Grace Hopper, an American computer scientist was a pioneer in computer programming. Her work in the popularization of machine-independent programming languages led to the creation of COBOL.
Grace, who worked as a United States Navy Rear Admiral earned a Ph.D. from Yale University and was a professor of Mathematics at Vassar College. Other than COBOL, she also invented one of the first compiler tools.
She was awarded 40 honorary degrees from different universities across the world and was posthumously awarded a Presidential Medal of Freedom by President Barack Obama.
7. Alice Ball – July 24, 1892 to December 31, 1916
Alice Ball is known for the development of an effective treatment for leprosy. Alice was the first woman to receive a master’s degree from the University of Hawaii.
Though she lived a short life, Alice was able to redefine the treatment of leprosy. Ball, who was a chemistry expert developed a way to extra the active ingredient of chaulmoogra oil, which had been identified as an effective treatment for leprosy.
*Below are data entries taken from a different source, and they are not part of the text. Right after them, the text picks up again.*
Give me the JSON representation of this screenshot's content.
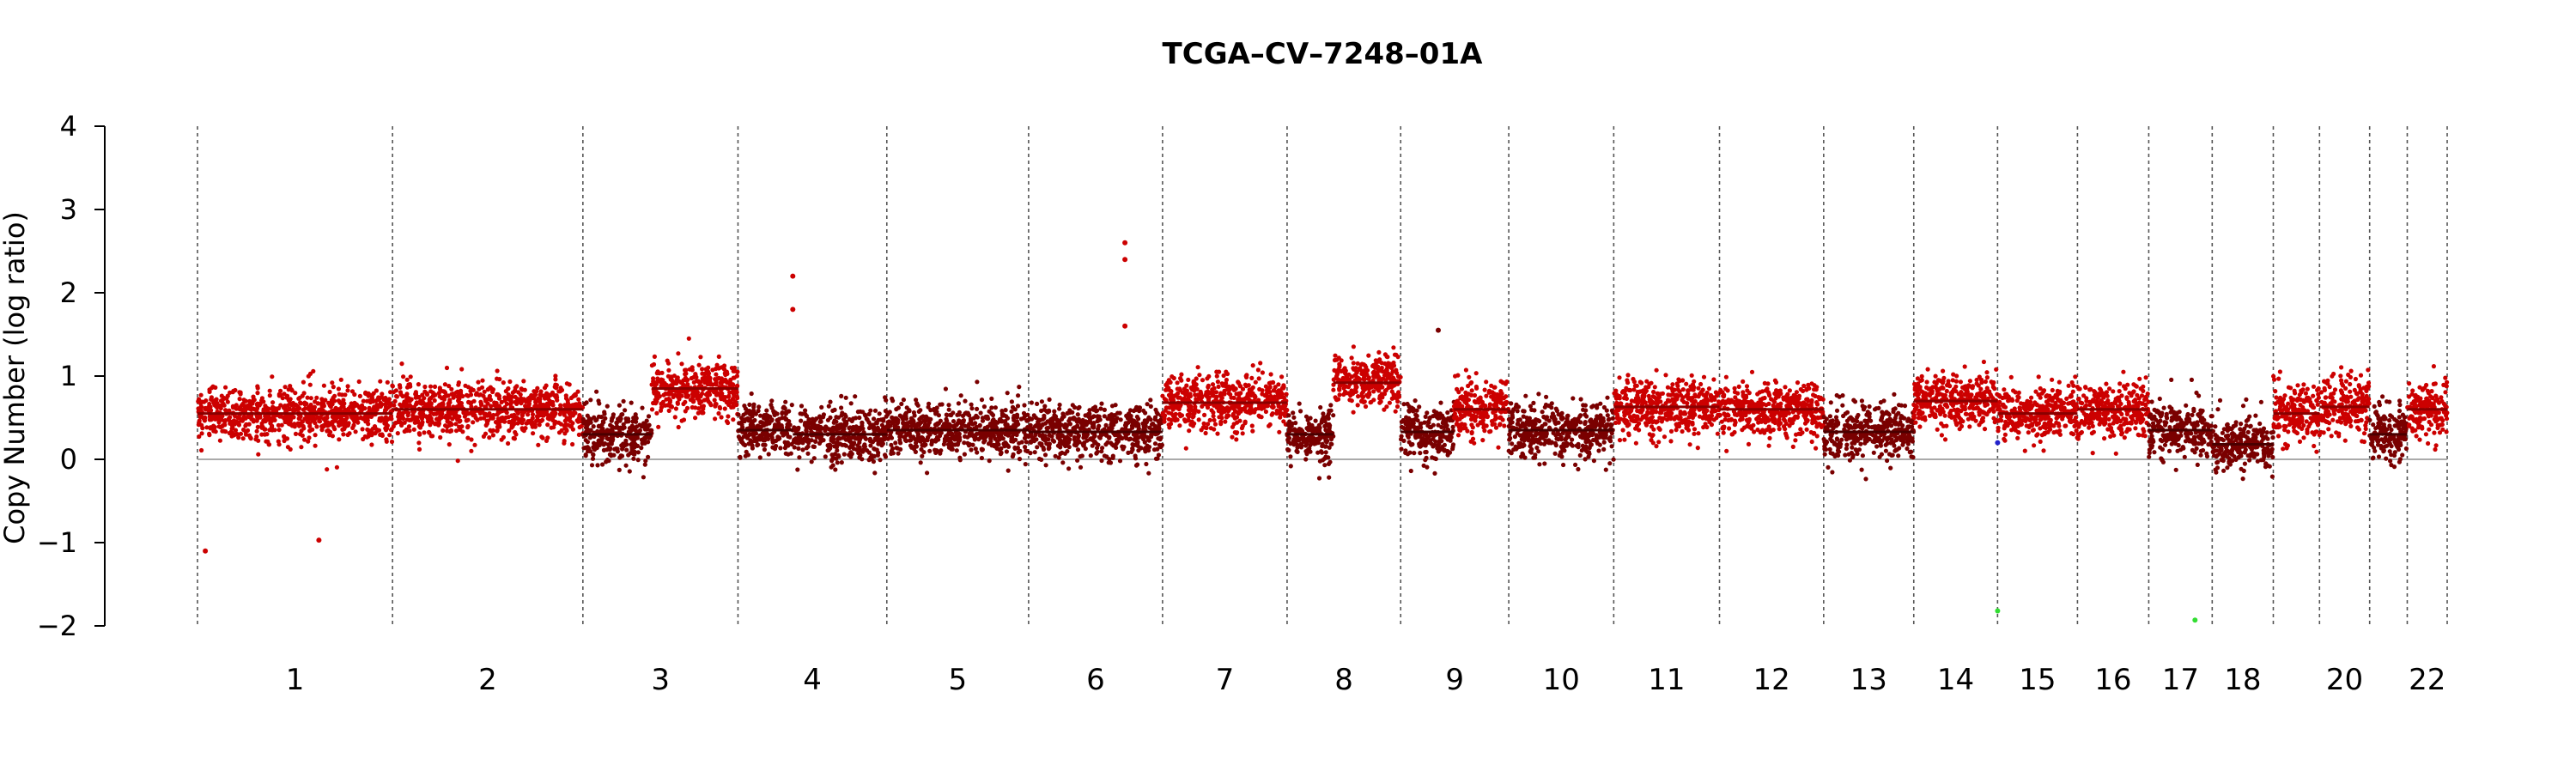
{
  "chart_data": {
    "type": "scatter",
    "title": "TCGA–CV–7248–01A",
    "xlabel": "",
    "ylabel": "Copy Number (log ratio)",
    "ylim": [
      -2,
      4
    ],
    "yticks": [
      -2,
      -1,
      0,
      1,
      2,
      3,
      4
    ],
    "ytick_labels": [
      "−2",
      "−1",
      "0",
      "1",
      "2",
      "3",
      "4"
    ],
    "reference_line": 0,
    "grid": "dashed vertical chromosome boundaries",
    "colors": {
      "gain": "#cc0000",
      "neutral": "#7a0000",
      "reference": "#aaaaaa",
      "boundary": "#555555",
      "outlier_green": "#33dd33",
      "outlier_blue": "#2222cc"
    },
    "chromosome_labels": [
      "1",
      "2",
      "3",
      "4",
      "5",
      "6",
      "7",
      "8",
      "9",
      "10",
      "11",
      "12",
      "13",
      "14",
      "15",
      "16",
      "17",
      "18",
      "20",
      "22"
    ],
    "chromosomes": [
      {
        "chrom": "1",
        "start": 0,
        "end": 249,
        "segments": [
          {
            "start": 0,
            "end": 249,
            "value": 0.55,
            "level": "gain"
          }
        ]
      },
      {
        "chrom": "2",
        "start": 249,
        "end": 492,
        "segments": [
          {
            "start": 249,
            "end": 492,
            "value": 0.6,
            "level": "gain"
          }
        ]
      },
      {
        "chrom": "3",
        "start": 492,
        "end": 690,
        "segments": [
          {
            "start": 492,
            "end": 580,
            "value": 0.3,
            "level": "neutral"
          },
          {
            "start": 580,
            "end": 690,
            "value": 0.85,
            "level": "gain"
          }
        ]
      },
      {
        "chrom": "4",
        "start": 690,
        "end": 880,
        "segments": [
          {
            "start": 690,
            "end": 760,
            "value": 0.35,
            "level": "neutral"
          },
          {
            "start": 760,
            "end": 880,
            "value": 0.3,
            "level": "neutral"
          }
        ]
      },
      {
        "chrom": "5",
        "start": 880,
        "end": 1061,
        "segments": [
          {
            "start": 880,
            "end": 1061,
            "value": 0.35,
            "level": "neutral"
          }
        ]
      },
      {
        "chrom": "6",
        "start": 1061,
        "end": 1232,
        "segments": [
          {
            "start": 1061,
            "end": 1232,
            "value": 0.33,
            "level": "neutral"
          }
        ]
      },
      {
        "chrom": "7",
        "start": 1232,
        "end": 1391,
        "segments": [
          {
            "start": 1232,
            "end": 1391,
            "value": 0.68,
            "level": "gain"
          }
        ]
      },
      {
        "chrom": "8",
        "start": 1391,
        "end": 1536,
        "segments": [
          {
            "start": 1391,
            "end": 1450,
            "value": 0.3,
            "level": "neutral"
          },
          {
            "start": 1450,
            "end": 1536,
            "value": 0.92,
            "level": "gain"
          }
        ]
      },
      {
        "chrom": "9",
        "start": 1536,
        "end": 1674,
        "segments": [
          {
            "start": 1536,
            "end": 1604,
            "value": 0.33,
            "level": "neutral"
          },
          {
            "start": 1604,
            "end": 1674,
            "value": 0.6,
            "level": "gain"
          }
        ]
      },
      {
        "chrom": "10",
        "start": 1674,
        "end": 1808,
        "segments": [
          {
            "start": 1674,
            "end": 1808,
            "value": 0.35,
            "level": "neutral"
          }
        ]
      },
      {
        "chrom": "11",
        "start": 1808,
        "end": 1943,
        "segments": [
          {
            "start": 1808,
            "end": 1943,
            "value": 0.63,
            "level": "gain"
          }
        ]
      },
      {
        "chrom": "12",
        "start": 1943,
        "end": 2076,
        "segments": [
          {
            "start": 1943,
            "end": 2076,
            "value": 0.6,
            "level": "gain"
          }
        ]
      },
      {
        "chrom": "13",
        "start": 2076,
        "end": 2191,
        "segments": [
          {
            "start": 2076,
            "end": 2191,
            "value": 0.33,
            "level": "neutral"
          }
        ]
      },
      {
        "chrom": "14",
        "start": 2191,
        "end": 2298,
        "segments": [
          {
            "start": 2191,
            "end": 2298,
            "value": 0.7,
            "level": "gain"
          }
        ]
      },
      {
        "chrom": "15",
        "start": 2298,
        "end": 2400,
        "segments": [
          {
            "start": 2298,
            "end": 2400,
            "value": 0.55,
            "level": "gain"
          }
        ]
      },
      {
        "chrom": "16",
        "start": 2400,
        "end": 2491,
        "segments": [
          {
            "start": 2400,
            "end": 2491,
            "value": 0.6,
            "level": "gain"
          }
        ]
      },
      {
        "chrom": "17",
        "start": 2491,
        "end": 2572,
        "segments": [
          {
            "start": 2491,
            "end": 2572,
            "value": 0.35,
            "level": "neutral"
          }
        ]
      },
      {
        "chrom": "18",
        "start": 2572,
        "end": 2650,
        "segments": [
          {
            "start": 2572,
            "end": 2650,
            "value": 0.18,
            "level": "neutral"
          }
        ]
      },
      {
        "chrom": "19",
        "start": 2650,
        "end": 2709,
        "segments": [
          {
            "start": 2650,
            "end": 2709,
            "value": 0.55,
            "level": "gain"
          }
        ]
      },
      {
        "chrom": "20",
        "start": 2709,
        "end": 2773,
        "segments": [
          {
            "start": 2709,
            "end": 2773,
            "value": 0.63,
            "level": "gain"
          }
        ]
      },
      {
        "chrom": "21",
        "start": 2773,
        "end": 2821,
        "segments": [
          {
            "start": 2773,
            "end": 2821,
            "value": 0.3,
            "level": "neutral"
          }
        ]
      },
      {
        "chrom": "22",
        "start": 2821,
        "end": 2872,
        "segments": [
          {
            "start": 2821,
            "end": 2872,
            "value": 0.6,
            "level": "gain"
          }
        ]
      }
    ],
    "outliers": [
      {
        "x": 10,
        "y": -1.1,
        "level": "gain"
      },
      {
        "x": 155,
        "y": -0.97,
        "level": "gain"
      },
      {
        "x": 760,
        "y": 2.2,
        "level": "gain"
      },
      {
        "x": 760,
        "y": 1.8,
        "level": "gain"
      },
      {
        "x": 1184,
        "y": 2.6,
        "level": "gain"
      },
      {
        "x": 1184,
        "y": 2.4,
        "level": "gain"
      },
      {
        "x": 1184,
        "y": 1.6,
        "level": "gain"
      },
      {
        "x": 1584,
        "y": 1.55,
        "level": "neutral"
      },
      {
        "x": 2298,
        "y": -1.82,
        "level": "outlier_green"
      },
      {
        "x": 2550,
        "y": -1.93,
        "level": "outlier_green"
      },
      {
        "x": 2298,
        "y": 0.2,
        "level": "outlier_blue"
      }
    ]
  }
}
By isolating the active ingredient, Ball created a way for the cure to be injected into patients.
Unfortunately, Ball was unable to publish her results before she died and another chemist published her work, refusing to give Ball credit. Thankfully, Dr. Harry Hollman publicly acknowledged her contributions and her method is now known as the Ball Method.
She’s celebrated in Hawaii every four years on the 29th of February. The day is called Alice Ball Day.